Une vie de papier glacé: La saga des Assouline, une famille au service de l’édition et du luxe

La famille Assouline. De gauche à droite: Alexandre, Martine, Sébastien et Prosper. © SDP / Emilia Brandao

Plus qu’une maison d’édition, la famille Assouline a bâti une marque de luxe. « Nos clients ne sont pas forcément des gens qui fréquentent les librairies », déclare Martine, qui dirige l’entreprise avec son mari et ses fils. Rencontre.

« Une entreprise familiale, c’est bien, parce qu’on a confiance les uns dans les autres. Et, vous le savez comme moi, il n’y a rien de tel que la confiance. Mais d’un autre côté, on n’arrête jamais. Le soir, lorsqu’on dîne en famille, on aimerait parler d’autre chose que du travail », déclare Martine Assouline.

Plus qu’une maison d’édition, la société des Assouline, qui publie des ouvrages sur Chanel, Saint Laurent, Bentley, Barbie, Amalfi et Zanzibar, est une marque de luxe. « On se place à un autre niveau », affirme Alexandre, le fils.

Prosper Assouline, le pater familias toujours tiré à quatre épingles, a déjà comparé sa boîte à Ladurée, qui vend dans le monde entier des macarons dans d’élégants écrins. Bien entendu, le contenu d’un livre revêt une importance majeure, pense l’éditeur, mais la plupart du temps, il est exposé dans votre bibliothèque. Or « un livre inesthétique n’est pas attrayant ».

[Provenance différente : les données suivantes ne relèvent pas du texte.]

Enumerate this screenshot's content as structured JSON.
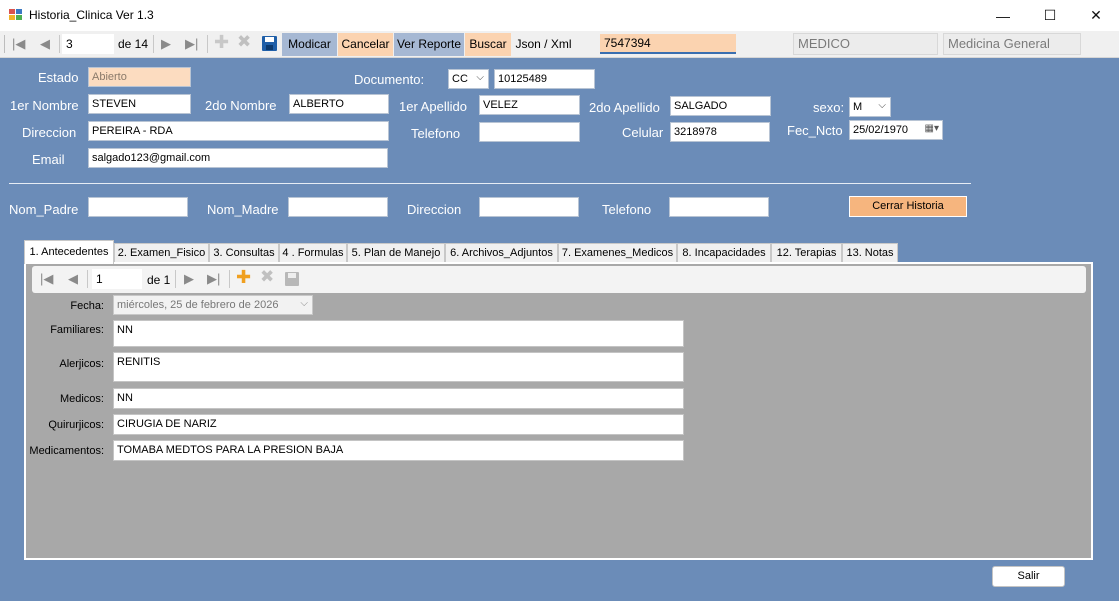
{
  "window": {
    "title": "Historia_Clinica Ver 1.3",
    "minimize_glyph": "—",
    "maximize_glyph": "☐",
    "close_glyph": "✕"
  },
  "toolbar": {
    "record_position": "3",
    "record_count": "de 14",
    "modify_label": "Modicar",
    "cancel_label": "Cancelar",
    "report_label": "Ver Reporte",
    "search_label": "Buscar",
    "json_label": "Json / Xml",
    "search_value": "7547394",
    "role_value": "MEDICO",
    "specialty_value": "Medicina General",
    "colors": {
      "modify_bg": "#a6b8d3",
      "cancel_bg": "#fbd3b0",
      "report_bg": "#a6b8d3",
      "search_bg": "#fbd3b0"
    }
  },
  "patient": {
    "estado_label": "Estado",
    "estado_value": "Abierto",
    "documento_label": "Documento:",
    "doc_type": "CC",
    "doc_number": "10125489",
    "first_name_label": "1er Nombre",
    "first_name": "STEVEN",
    "second_name_label": "2do Nombre",
    "second_name": "ALBERTO",
    "first_surname_label": "1er Apellido",
    "first_surname": "VELEZ",
    "second_surname_label": "2do Apellido",
    "second_surname": "SALGADO",
    "sex_label": "sexo:",
    "sex": "M",
    "address_label": "Direccion",
    "address": "PEREIRA - RDA",
    "phone_label": "Telefono",
    "phone": "",
    "cell_label": "Celular",
    "cell": "3218978",
    "birth_label": "Fec_Ncto",
    "birth": "25/02/1970",
    "email_label": "Email",
    "email": "salgado123@gmail.com"
  },
  "parents": {
    "father_label": "Nom_Padre",
    "father": "",
    "mother_label": "Nom_Madre",
    "mother": "",
    "address_label": "Direccion",
    "address": "",
    "phone_label": "Telefono",
    "phone": "",
    "close_history_label": "Cerrar  Historia"
  },
  "tabs": [
    {
      "label": "1. Antecedentes"
    },
    {
      "label": "2. Examen_Fisico"
    },
    {
      "label": "3. Consultas"
    },
    {
      "label": "4 . Formulas"
    },
    {
      "label": "5. Plan de Manejo"
    },
    {
      "label": "6. Archivos_Adjuntos"
    },
    {
      "label": "7. Examenes_Medicos"
    },
    {
      "label": "8. Incapacidades"
    },
    {
      "label": "12. Terapias"
    },
    {
      "label": "13. Notas"
    }
  ],
  "antecedentes": {
    "record_position": "1",
    "record_count": "de 1",
    "fecha_label": "Fecha:",
    "fecha_value": "miércoles, 25 de    febrero    de 2026",
    "familiares_label": "Familiares:",
    "familiares": "NN",
    "alergicos_label": "Alerjicos:",
    "alergicos": "RENITIS",
    "medicos_label": "Medicos:",
    "medicos": "NN",
    "quirurgicos_label": "Quirurjicos:",
    "quirurgicos": "CIRUGIA DE NARIZ",
    "medicamentos_label": "Medicamentos:",
    "medicamentos": "TOMABA MEDTOS PARA LA PRESION BAJA"
  },
  "footer": {
    "exit_label": "Salir"
  }
}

Les Assouline se définissent comme « Librarians of Luxury »: « Nous sommes la seule maison d’édition qui se positionne de cette manière, une marque de luxe spécialisée dans la culture », poursuit Alexandre. Le prix des publications est très variable. Certains ouvrages de la série The Impossible Collection peuvent coûter 820 euros, voire plus. A l’achat d’un exemplaire, des gants blancs et un cabas en canevas, portant le logo Assouline, sont offerts.

La marque Assouline possède ses propres boutiques aux quatre coins du monde.
La marque Assouline possède ses propres boutiques aux quatre coins du monde.© sdp

La famille peut compter sur un réseau mondial de boutiques ultrasophistiquées. Mais pas de librairies. « Nos clients ne sont pas forcément des gens qui fréquentent les librairies », avance ainsi Prosper. « Nous trouvions toujours qu’il était dommage de voir un livre sur lequel nous avions travaillé des mois au milieu d’un tas d’autres bouquins, plus ou moins bien conçus, poursuit Martine. Pour nous, le décorum et la présentation sont importants. Le fait d’avoir nos propres enseignes nous permettait de mieux contrôler notre image de marque. »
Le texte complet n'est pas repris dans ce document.